Die Linkspartei forderte vom Institut sowie von den öffentlichen Geldgebern eine schnelle Aufklärung. Die energiepolitische Sprecherin der Landtagsfraktion, Mignon Schwenke, sagte: "Die Bevölkerung hat ein Recht, darüber informiert zu werden, ob tatsächlich mangelnde Sicherheitsvorkehrungen vorliegen."

Die Grünen forderten ebenfalls, allen "auch nur im Ansatz berechtigte Zweifel an der Sicherheit" nachzugehen. Der Fraktionsvorsitzende Jürgen Suhr sagte: "Vor einer Erteilung einer Betriebsgenehmigung für den Reaktor muss die Sicherheit zu hundert Prozent gewährleistet werden."

Die Aufsichtsbehörden des Landes, das Sozialministerium und das untergeordnete Landesamt für Gesundheit und Soziales (Lagus), kündigten strenge Prüfungen an. Bisher sei eine Betriebsgenehmigung für die Anlage noch nicht beantragt, sagte Lagus-Chef Heiko Will.

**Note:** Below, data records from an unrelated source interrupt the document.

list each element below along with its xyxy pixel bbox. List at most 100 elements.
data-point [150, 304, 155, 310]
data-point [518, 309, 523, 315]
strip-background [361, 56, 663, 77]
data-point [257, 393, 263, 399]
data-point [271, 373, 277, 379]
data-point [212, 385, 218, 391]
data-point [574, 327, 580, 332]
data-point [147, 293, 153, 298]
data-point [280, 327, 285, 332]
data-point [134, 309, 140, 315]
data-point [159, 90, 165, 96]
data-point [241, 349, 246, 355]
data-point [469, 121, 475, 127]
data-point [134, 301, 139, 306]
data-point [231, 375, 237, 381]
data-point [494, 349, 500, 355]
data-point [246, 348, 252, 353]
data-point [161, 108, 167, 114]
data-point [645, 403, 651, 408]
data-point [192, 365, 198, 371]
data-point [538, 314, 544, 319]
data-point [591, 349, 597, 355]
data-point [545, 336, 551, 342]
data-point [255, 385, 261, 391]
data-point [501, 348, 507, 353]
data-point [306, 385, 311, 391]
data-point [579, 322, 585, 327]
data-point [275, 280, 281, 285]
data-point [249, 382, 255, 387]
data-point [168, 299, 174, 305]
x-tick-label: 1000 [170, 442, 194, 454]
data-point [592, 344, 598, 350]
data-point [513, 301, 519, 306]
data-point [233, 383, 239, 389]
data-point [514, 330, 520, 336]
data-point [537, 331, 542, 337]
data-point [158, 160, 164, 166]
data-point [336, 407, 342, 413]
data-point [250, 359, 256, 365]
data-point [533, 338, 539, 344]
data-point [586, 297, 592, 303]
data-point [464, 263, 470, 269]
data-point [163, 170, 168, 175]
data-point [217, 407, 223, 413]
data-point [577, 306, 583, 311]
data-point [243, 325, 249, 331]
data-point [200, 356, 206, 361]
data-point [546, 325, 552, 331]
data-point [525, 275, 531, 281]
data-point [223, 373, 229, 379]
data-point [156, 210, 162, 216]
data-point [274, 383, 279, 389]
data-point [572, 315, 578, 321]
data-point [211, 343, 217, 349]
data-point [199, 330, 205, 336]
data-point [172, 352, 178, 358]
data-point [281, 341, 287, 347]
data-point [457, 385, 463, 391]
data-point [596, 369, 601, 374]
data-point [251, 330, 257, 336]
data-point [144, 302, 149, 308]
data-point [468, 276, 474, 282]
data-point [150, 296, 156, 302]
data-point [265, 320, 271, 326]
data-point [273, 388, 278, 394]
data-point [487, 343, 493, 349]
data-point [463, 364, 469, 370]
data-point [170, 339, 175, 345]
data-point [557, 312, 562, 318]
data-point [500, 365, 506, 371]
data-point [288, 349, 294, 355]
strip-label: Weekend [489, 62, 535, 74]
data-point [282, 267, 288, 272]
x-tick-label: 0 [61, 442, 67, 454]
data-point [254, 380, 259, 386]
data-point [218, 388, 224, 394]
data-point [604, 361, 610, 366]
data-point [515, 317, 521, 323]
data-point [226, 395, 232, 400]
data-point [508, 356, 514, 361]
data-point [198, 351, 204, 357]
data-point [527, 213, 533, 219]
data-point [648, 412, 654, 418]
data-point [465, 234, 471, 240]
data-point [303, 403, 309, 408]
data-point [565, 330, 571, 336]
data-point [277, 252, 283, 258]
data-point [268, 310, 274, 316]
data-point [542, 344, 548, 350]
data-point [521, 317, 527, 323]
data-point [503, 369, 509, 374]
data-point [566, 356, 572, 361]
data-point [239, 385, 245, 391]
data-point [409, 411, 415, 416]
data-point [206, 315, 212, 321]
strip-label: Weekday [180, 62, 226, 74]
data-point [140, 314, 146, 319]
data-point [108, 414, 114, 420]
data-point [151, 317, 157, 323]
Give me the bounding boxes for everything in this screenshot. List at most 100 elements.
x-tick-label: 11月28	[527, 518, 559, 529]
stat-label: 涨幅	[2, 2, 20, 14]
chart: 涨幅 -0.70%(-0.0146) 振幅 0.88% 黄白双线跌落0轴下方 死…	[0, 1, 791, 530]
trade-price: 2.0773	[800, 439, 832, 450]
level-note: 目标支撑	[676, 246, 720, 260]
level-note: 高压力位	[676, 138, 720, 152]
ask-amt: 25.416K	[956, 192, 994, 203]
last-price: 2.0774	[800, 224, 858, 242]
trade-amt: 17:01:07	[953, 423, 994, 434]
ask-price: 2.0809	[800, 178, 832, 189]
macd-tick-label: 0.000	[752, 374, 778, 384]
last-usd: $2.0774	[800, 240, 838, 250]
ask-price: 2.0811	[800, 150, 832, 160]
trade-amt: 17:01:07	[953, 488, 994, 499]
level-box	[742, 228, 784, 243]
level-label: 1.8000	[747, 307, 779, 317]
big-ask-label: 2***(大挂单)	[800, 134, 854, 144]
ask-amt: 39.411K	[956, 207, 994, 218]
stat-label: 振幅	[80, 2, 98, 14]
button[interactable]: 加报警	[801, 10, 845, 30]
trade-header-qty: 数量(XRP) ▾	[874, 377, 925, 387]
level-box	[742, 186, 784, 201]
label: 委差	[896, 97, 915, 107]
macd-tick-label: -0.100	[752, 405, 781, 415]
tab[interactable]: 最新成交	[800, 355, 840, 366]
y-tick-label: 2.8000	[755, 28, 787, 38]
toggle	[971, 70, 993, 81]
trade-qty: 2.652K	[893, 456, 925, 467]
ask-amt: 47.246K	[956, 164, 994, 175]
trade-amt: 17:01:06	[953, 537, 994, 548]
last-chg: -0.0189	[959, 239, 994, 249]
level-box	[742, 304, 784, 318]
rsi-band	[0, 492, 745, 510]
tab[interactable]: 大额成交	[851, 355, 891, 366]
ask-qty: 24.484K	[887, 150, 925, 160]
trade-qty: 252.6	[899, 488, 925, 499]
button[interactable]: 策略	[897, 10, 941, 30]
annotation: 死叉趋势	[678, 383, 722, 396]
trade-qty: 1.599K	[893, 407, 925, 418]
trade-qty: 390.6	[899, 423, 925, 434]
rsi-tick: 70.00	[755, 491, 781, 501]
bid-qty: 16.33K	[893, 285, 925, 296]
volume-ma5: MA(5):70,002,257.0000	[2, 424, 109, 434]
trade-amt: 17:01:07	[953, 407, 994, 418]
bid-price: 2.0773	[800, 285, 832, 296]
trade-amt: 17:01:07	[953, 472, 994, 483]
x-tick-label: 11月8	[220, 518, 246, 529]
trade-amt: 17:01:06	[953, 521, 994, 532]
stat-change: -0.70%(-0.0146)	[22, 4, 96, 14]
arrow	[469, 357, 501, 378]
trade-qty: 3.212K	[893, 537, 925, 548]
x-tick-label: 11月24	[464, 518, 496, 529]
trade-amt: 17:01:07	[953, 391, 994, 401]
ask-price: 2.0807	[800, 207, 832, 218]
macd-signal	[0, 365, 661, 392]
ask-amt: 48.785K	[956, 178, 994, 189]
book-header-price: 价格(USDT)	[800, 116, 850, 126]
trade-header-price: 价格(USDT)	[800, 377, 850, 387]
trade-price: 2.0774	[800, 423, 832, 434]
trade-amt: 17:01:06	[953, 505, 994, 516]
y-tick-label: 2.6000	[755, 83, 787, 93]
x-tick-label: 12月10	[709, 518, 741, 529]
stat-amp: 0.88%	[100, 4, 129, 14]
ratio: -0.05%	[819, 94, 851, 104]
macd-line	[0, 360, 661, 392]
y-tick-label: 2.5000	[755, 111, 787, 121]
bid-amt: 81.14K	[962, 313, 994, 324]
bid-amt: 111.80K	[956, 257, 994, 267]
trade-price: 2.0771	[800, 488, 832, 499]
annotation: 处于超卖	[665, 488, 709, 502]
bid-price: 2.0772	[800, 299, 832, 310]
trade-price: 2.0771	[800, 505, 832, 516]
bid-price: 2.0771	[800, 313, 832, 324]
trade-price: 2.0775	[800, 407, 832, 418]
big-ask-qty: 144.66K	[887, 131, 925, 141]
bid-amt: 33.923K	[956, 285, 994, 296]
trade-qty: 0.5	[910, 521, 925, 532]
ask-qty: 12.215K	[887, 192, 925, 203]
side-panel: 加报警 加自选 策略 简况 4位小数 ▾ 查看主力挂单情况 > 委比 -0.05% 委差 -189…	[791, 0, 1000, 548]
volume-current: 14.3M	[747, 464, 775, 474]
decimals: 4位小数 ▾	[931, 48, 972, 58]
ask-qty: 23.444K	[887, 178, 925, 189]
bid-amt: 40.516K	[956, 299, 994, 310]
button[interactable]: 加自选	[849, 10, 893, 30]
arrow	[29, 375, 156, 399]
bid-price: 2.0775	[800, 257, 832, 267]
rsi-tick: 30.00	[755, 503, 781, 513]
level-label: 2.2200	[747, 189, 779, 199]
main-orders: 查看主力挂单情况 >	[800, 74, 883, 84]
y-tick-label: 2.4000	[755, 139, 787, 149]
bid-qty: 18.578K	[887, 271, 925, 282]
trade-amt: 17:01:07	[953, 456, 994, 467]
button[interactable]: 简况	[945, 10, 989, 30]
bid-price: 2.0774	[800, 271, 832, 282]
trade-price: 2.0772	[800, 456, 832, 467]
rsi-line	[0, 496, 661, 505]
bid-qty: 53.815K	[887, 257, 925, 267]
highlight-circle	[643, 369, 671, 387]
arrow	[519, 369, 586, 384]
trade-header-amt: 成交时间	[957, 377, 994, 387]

Die strengen Sicherheitsauflagen der Errichtungsgenehmigung würden derzeit kontrolliert. Dabei gebe es seitens des Amts "Beanstandungen, was den Nachweis der Qualitätseigenschaften des Betonsmantels angeht", hieß es. Man wolle nun einen unabhängigen Gutachter einschalten, der die Einhaltung der Strahlenschutzverordnung prüfen solle. "Nur wenn die Vorschriften der Strahlenschutzverordnung eingehalten werden, kann 'Wendelstein 7-X' in Betrieb gehen", sagte Ministeriumssprecher Christian Moeller.